Exhibit at Los Angeles church offers personal look at AIDS orphans in Africa
Visitors to the traveling World Vision display walk through a replica of an African village, view four children's pictures and listen on headsets to their harrowing tales.
It is a chilling statistic: 12 million children in sub-Saharan Africa have been orphaned by AIDS.
But the figure alone cannot begin to convey the toll of a pandemic that continues to punish vast swaths of the continent. For that, consider the stories of four children featured in an interactive exhibit -- "World Vision Experience: AIDS" -- at Holman United Methodist Church in Los Angeles.
Visitors, walking through a replica of an African village, view the children's pictures and listen on headsets to their harrowing tales.
There is 14-year-old Babirye of Uganda. The HIV-positive girl watches her father die and her mother grow weak from the disease, all along wondering if she could be next.

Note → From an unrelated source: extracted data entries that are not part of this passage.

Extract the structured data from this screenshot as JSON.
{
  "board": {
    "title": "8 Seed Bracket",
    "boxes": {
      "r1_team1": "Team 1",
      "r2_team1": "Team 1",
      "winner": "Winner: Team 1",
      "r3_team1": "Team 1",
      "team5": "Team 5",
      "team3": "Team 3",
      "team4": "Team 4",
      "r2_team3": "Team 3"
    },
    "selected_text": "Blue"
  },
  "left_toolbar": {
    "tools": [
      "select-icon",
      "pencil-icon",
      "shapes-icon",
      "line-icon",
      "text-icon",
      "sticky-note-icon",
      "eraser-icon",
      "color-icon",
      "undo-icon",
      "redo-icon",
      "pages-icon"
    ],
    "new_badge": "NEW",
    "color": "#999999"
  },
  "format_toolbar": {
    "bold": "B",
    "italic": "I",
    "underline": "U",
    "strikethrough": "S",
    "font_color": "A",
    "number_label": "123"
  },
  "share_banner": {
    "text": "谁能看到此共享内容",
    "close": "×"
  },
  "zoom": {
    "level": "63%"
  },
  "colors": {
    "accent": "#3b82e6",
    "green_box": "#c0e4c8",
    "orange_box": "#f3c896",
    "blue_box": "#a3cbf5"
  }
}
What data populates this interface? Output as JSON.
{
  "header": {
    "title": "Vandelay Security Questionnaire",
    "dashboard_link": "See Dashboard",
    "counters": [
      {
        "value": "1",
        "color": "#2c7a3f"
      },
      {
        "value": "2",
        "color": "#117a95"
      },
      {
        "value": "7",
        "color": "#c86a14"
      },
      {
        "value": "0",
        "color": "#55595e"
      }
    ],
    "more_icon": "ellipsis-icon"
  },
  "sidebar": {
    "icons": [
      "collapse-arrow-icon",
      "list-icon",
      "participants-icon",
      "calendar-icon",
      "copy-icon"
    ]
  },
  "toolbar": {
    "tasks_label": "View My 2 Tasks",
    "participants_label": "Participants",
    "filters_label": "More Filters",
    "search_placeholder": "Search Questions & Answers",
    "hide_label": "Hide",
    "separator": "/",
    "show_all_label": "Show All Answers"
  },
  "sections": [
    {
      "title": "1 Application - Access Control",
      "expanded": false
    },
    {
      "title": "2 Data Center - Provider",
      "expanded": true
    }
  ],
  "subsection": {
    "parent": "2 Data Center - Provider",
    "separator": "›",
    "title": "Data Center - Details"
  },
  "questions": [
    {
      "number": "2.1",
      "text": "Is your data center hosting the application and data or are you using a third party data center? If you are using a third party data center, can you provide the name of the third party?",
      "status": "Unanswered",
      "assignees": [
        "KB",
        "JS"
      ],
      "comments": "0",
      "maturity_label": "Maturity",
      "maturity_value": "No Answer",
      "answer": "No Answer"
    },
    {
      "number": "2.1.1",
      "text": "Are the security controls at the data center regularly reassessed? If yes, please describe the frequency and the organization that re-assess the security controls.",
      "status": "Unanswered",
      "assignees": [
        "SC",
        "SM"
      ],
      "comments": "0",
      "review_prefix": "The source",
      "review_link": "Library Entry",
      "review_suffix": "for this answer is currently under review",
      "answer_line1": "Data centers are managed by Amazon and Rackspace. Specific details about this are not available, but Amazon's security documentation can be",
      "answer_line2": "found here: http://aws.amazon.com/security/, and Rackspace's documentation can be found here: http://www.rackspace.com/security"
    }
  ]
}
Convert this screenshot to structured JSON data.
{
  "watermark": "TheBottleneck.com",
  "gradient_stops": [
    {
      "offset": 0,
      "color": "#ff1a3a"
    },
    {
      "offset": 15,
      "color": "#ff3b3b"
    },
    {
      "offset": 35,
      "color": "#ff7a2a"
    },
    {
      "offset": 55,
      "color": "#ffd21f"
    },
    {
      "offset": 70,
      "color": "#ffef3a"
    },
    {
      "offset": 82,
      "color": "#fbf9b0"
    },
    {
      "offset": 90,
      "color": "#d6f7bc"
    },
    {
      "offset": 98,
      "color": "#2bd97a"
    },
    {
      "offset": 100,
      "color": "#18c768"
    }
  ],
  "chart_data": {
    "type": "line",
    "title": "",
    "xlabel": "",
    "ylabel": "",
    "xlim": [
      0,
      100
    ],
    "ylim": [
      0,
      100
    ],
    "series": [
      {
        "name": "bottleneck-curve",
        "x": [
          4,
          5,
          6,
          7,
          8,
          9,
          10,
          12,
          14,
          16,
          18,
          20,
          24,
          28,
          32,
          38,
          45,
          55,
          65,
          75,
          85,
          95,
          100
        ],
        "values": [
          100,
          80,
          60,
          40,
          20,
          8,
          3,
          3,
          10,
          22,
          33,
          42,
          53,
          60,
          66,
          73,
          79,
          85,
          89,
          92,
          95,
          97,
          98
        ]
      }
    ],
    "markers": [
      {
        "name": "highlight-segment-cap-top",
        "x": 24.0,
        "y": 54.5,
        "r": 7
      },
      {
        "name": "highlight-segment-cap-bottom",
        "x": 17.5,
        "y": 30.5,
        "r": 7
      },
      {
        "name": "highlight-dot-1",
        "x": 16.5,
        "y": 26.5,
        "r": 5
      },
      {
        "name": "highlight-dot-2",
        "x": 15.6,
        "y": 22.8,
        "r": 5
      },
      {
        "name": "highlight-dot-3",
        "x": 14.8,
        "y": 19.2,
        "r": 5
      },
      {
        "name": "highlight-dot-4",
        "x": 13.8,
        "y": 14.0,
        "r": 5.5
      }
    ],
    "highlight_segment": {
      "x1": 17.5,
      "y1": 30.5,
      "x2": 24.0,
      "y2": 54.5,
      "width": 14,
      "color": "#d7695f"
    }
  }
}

And Mathabo, an 11-year-old girl who faces hunger and danger alone in the highlands of Lesotho.
Twelve-year-old Kombo, who is also HIV-positive, lives with his grandmother at a truck stop along the "AIDS Highway" in Kenya. He is frightened not only by the "big trucks" but also by "the big disease."
And then there is Emmanuel of Uganda who, with his 11-year-old brother, Fred, must bury their mother in a banana grove and fend for themselves in the wild after heavy rains destroy their flimsy hut. He is 6.
Emmanuel, sleeping in the same banana grove where his mother is buried, fears the wild animals all around. Most of all, he dreads the thought of dying from the same disease that claimed both his parents.
"Fred and I have suffered so long," Emmanuel says through the headsets. "What will happen to me if I'm HIV-positive? . . . Oh God, take care of us."
The free exhibit was created by World Vision, a Christian humanitarian organization that provides assistance to children and families in 100 countries. World Vision officials, quoting United Nations statistics, said 90% of children worldwide who have AIDS live in sub-Saharan Africa.
Visitors say they leave the exhibit feeling somber and alarmed by the impact of AIDS on its most vulnerable victims.
"I'm amazed. You actually see how they live," said Julia Persaud, 78, a Holman member, after she took the tour this week. "There's so much HIV. Hopefully there will be a cure."
The exhibit is on display at Holman church, in the West Adams district, through Monday. It will be at Calvary Community Church in Westlake Village from Friday to Aug. 26 and at New Life Christian Center in Turlock, Calif., Sept. 18-23.